Jika saja kau mau duduk tenang di hadapanku dan mendengarkan segala cerita tentang awal aku merasakan semuanya. Akan kuutarakan tanpa perlu membuatmu bertanya.
Membuatmu juga
“mungkin” ikut terdiam seperti kediaman yang selalu kutampilkan. Namun, akankah
kau begitu ? karena nyatanya, sedikit saja gerak darimu mengisyaratkan bahwa
kau tak pernah melihat bayanganku.
Maka, sejak kutahu bahwa kau hanya menganggapku
seperti angin, dan kudengar dari bisikan riuh bahwa kau telah menamatkan hatimu
ke yang lain. Aku mengganti cara. Katakanlah ini begitu licik dan memaksa. Namun,
aku tak peduli. Sebab yang kutahu, sejak awal aku telah menulis namamu itu
dengan sayatan pisau. Tak dapat dihilangkan. Kau membekas, tapi terasa sangat
menyakitkan.
Maka malam itu, malam esoknya dan esoknya lagi. Hingga
tadi malam. Aku duduk dilantai kamar ketika jangkrik dan dengkur masih
bernyanyi di atmosfer bumi. Kuceritakan semuanya pada ”sosok” yang juga tak
berbayang, yang dengan jahatnya membiarkanku mencintaimu dalam diam. Dan tahukah
kau? Malam tadi.. ada sebuah pertanyaan yang mengalir darinya, diantara hembus
tiap namamu itu..
“Sakitkah jika
kau terus mencintainya dalam diam?”
“Sakitkah ?
Mungkin.”
“Namun aku bisa
apa, kecuali juga hanya menjawabnya dalam diam”.

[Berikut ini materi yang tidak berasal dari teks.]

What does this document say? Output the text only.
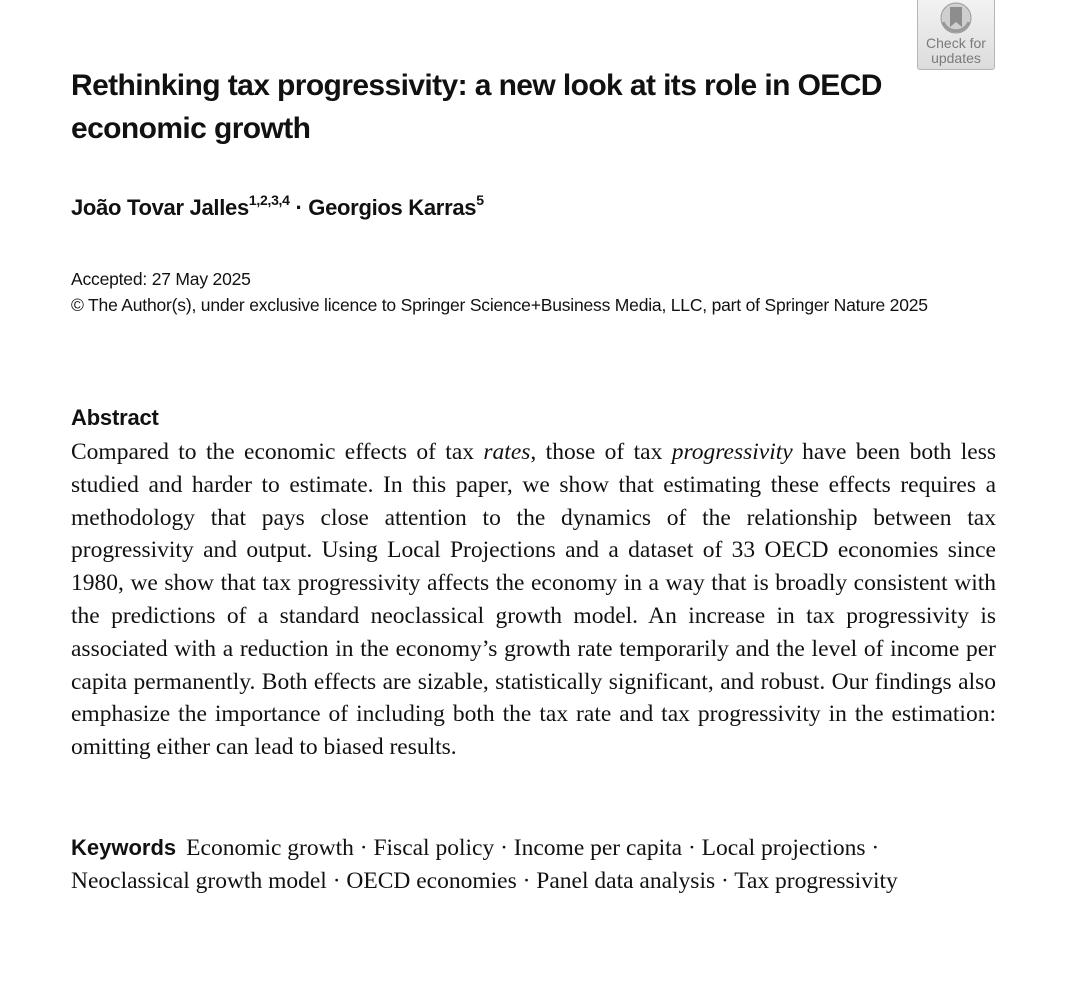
Check for
updates
Rethinking tax progressivity: a new look at its role in OECD economic growth
João Tovar Jalles$^{1,2,3,4}$ · Georgios Karras$^5$
Accepted: 27 May 2025
© The Author(s), under exclusive licence to Springer Science+Business Media, LLC, part of Springer Nature 2025
Abstract

Compared to the economic effects of tax rates, those of tax progressivity have been both less studied and harder to estimate. In this paper, we show that estimating these effects requires a methodology that pays close attention to the dynamics of the relationship between tax progressivity and output. Using Local Projections and a dataset of 33 OECD economies since 1980, we show that tax progressivity affects the economy in a way that is broadly consistent with the predictions of a standard neoclassical growth model. An increase in tax progressivity is associated with a reduction in the economy’s growth rate temporarily and the level of income per capita permanently. Both effects are sizable, statistically significant, and robust. Our findings also emphasize the importance of including both the tax rate and tax progressivity in the estimation: omitting either can lead to biased results.

Keywords Economic growth · Fiscal policy · Income per capita · Local projections · Neoclassical growth model · OECD economies · Panel data analysis · Tax progressivity
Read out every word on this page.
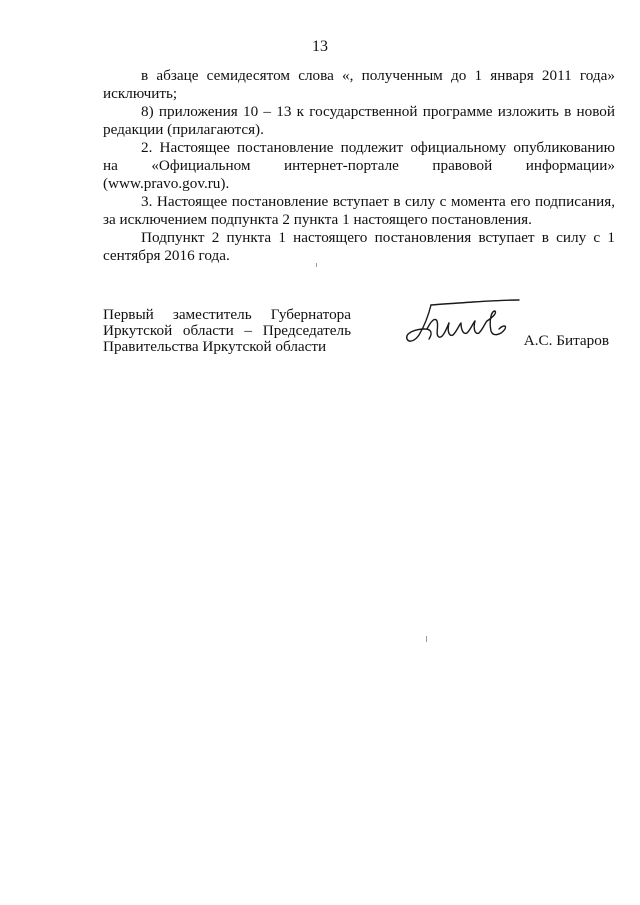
13

в абзаце семидесятом слова «, полученным до 1 января 2011 года» исключить;

8) приложения 10 – 13 к государственной программе изложить в новой редакции (прилагаются).

2. Настоящее постановление подлежит официальному опубликованию на «Официальном интернет-портале правовой информации» (www.pravo.gov.ru).

3. Настоящее постановление вступает в силу с момента его подписания, за исключением подпункта 2 пункта 1 настоящего постановления.

Подпункт 2 пункта 1 настоящего постановления вступает в силу с 1 сентября 2016 года.

Первый заместитель Губернатора
Иркутской области – Председатель
Правительства Иркутской области	А.С. Битаров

Seandainya Tuhan memberikan kesempatan, aku ingin
menemukanmu lebih cepat ketimbang yang keadaan sedang kuusahakan.
Belakangan ini, tidur di tiap malam terasa
menakutkan. Rasanya di tiap aku memejam, aku harus dipaksa bahwa kini senyummu
bukan untukku.
Setidaknya jika pada akhirnya kita tidak bisa
bersama, apa yang terjadi hari ini di antara aku dan kamu, adalah apa yang
terlintas dalam benakku ditiap kau mendengar namaku nanti, kenangan sepintas
yang lebih indah dari selamanya.
Aku pikir aku memilikimu, untuk sepintas aku sempat
berpikir bahwa aku memilikimu. Aku pikir kau akan berbeda dari yang datang
sebelum-sebelumnya. Kedekatan kita dalam waktu yang singkat, berikut segala
hal-hal yang membuatku istimewa ternyata bukanlah apa-apa. Untuk sepintas, aku
sempat berpikir bahwa aku dan kau adalah kita.
Kamu tau ? ketika kamu bercerita lewat sms, aku
tersenyum di dalam hati. Berharap kita terus senyaman ini, sepolos ini dan
sebahagia ini. Tak peduli apapun statusnya nanti.

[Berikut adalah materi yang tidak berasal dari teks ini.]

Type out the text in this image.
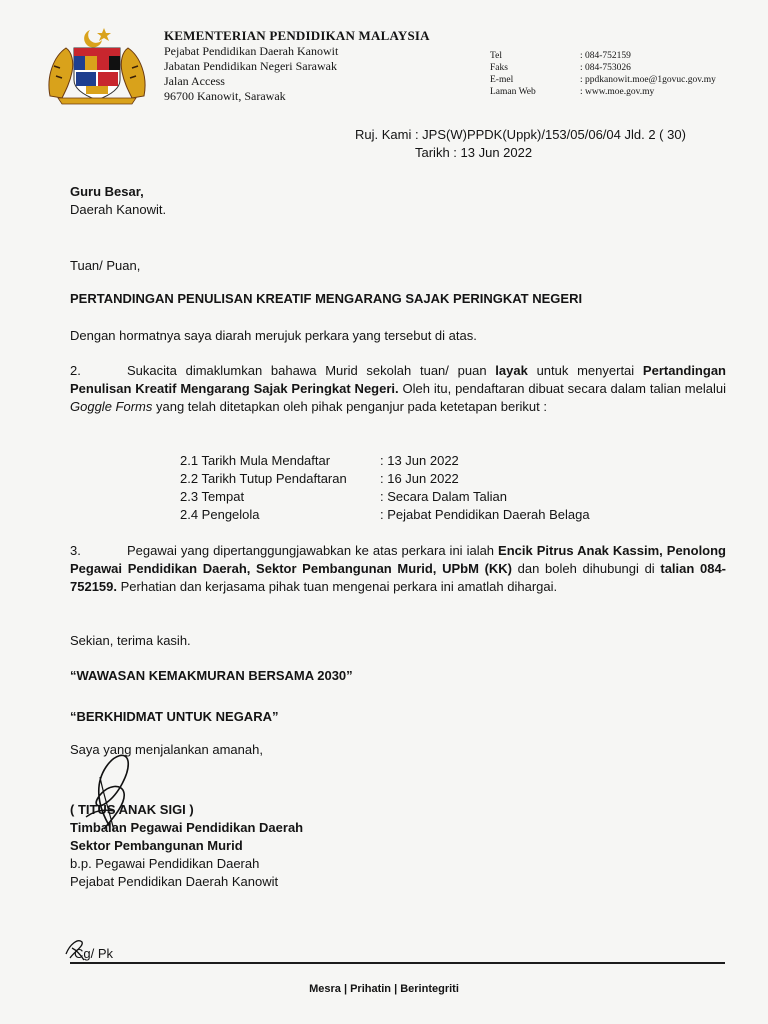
KEMENTERIAN PENDIDIKAN MALAYSIA
Pejabat Pendidikan Daerah Kanowit
Jabatan Pendidikan Negeri Sarawak
Jalan Access
96700 Kanowit, Sarawak
Tel	: 084-752159
Faks	: 084-753026
E-mel	: ppdkanowit.moe@1govuc.gov.my
Laman Web	: www.moe.gov.my
Ruj. Kami : JPS(W)PPDK(Uppk)/153/05/06/04 Jld. 2 ( 30)
Tarikh : 13 Jun 2022
Guru Besar,
Daerah Kanowit.
Tuan/ Puan,
PERTANDINGAN PENULISAN KREATIF MENGARANG SAJAK PERINGKAT NEGERI
Dengan hormatnya saya diarah merujuk perkara yang tersebut di atas.
2.	Sukacita dimaklumkan bahawa Murid sekolah tuan/ puan layak untuk menyertai Pertandingan Penulisan Kreatif Mengarang Sajak Peringkat Negeri. Oleh itu, pendaftaran dibuat secara dalam talian melalui Goggle Forms yang telah ditetapkan oleh pihak penganjur pada ketetapan berikut :
2.1 Tarikh Mula Mendaftar	: 13 Jun 2022
2.2 Tarikh Tutup Pendaftaran	: 16 Jun 2022
2.3 Tempat	: Secara Dalam Talian
2.4 Pengelola	: Pejabat Pendidikan Daerah Belaga
3.	Pegawai yang dipertanggungjawabkan ke atas perkara ini ialah Encik Pitrus Anak Kassim, Penolong Pegawai Pendidikan Daerah, Sektor Pembangunan Murid, UPbM (KK) dan boleh dihubungi di talian 084-752159. Perhatian dan kerjasama pihak tuan mengenai perkara ini amatlah dihargai.
Sekian, terima kasih.
“WAWASAN KEMAKMURAN BERSAMA 2030”
“BERKHIDMAT UNTUK NEGARA”
Saya yang menjalankan amanah,
( TITUS ANAK SIGI )
Timbalan Pegawai Pendidikan Daerah
Sektor Pembangunan Murid
b.p. Pegawai Pendidikan Daerah
Pejabat Pendidikan Daerah Kanowit
Cg/ Pk
Mesra | Prihatin | Berintegriti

Kuharap ia yang mendampingimu sekarang atau nanti
sesuai dengan apa yang kau inginkan. Meskipun ia tidak seperti aku, tidak
selucu aku dan tidak seromantis aku. Aku masih disini, tak sedikitpun beranjak
pergi. Datanglah kapanpun yang kau mau, hatiku selalu ada waktu.
Kau masih ingat perkataanku mengenai hujan, ya ! hujan
paling besar yang pernah diturunkan Tuhan adalah hujan dari kedua kelopak
matamu. Dan ujan paling hangat yang pernah aku rasakan adalah ketika kau
menangis di punggungku. Jika pada akhirnya tetap bukan aku yang kau pilih untuk
mendampingimu, semoga di setiap kau memejam mata, sosokku selalu ada dan mengenalmu
adalah kebangkitan dalam hidupku, meski mengenangmu selalu membuatku bersedih.
Dulu, tak pernah kehabisan topik untuk dibicarakan,
sekarang untuk menyapa atau memulai percakapan saja aku tidak tahu bagaimana
caranya, yang aku tau kehilangan padahal belum memiliki itu menyakitkan. Dimana
harap telah membumbung tinggi, sudah saling dekat dan saling menggenggam erat
lalu entah bagaimana ceritanya kamu pergi dan aku tak punya hak untuk memintamu
bertahan. Merasa dibuat punya padahal bukan siapa-siapa.
Kenapa kau harus datang sekarang ? dimana dirimu
dulu ketika keadaannya masih memungkinkan? Kenapa aku harus jatuh cinta padamu?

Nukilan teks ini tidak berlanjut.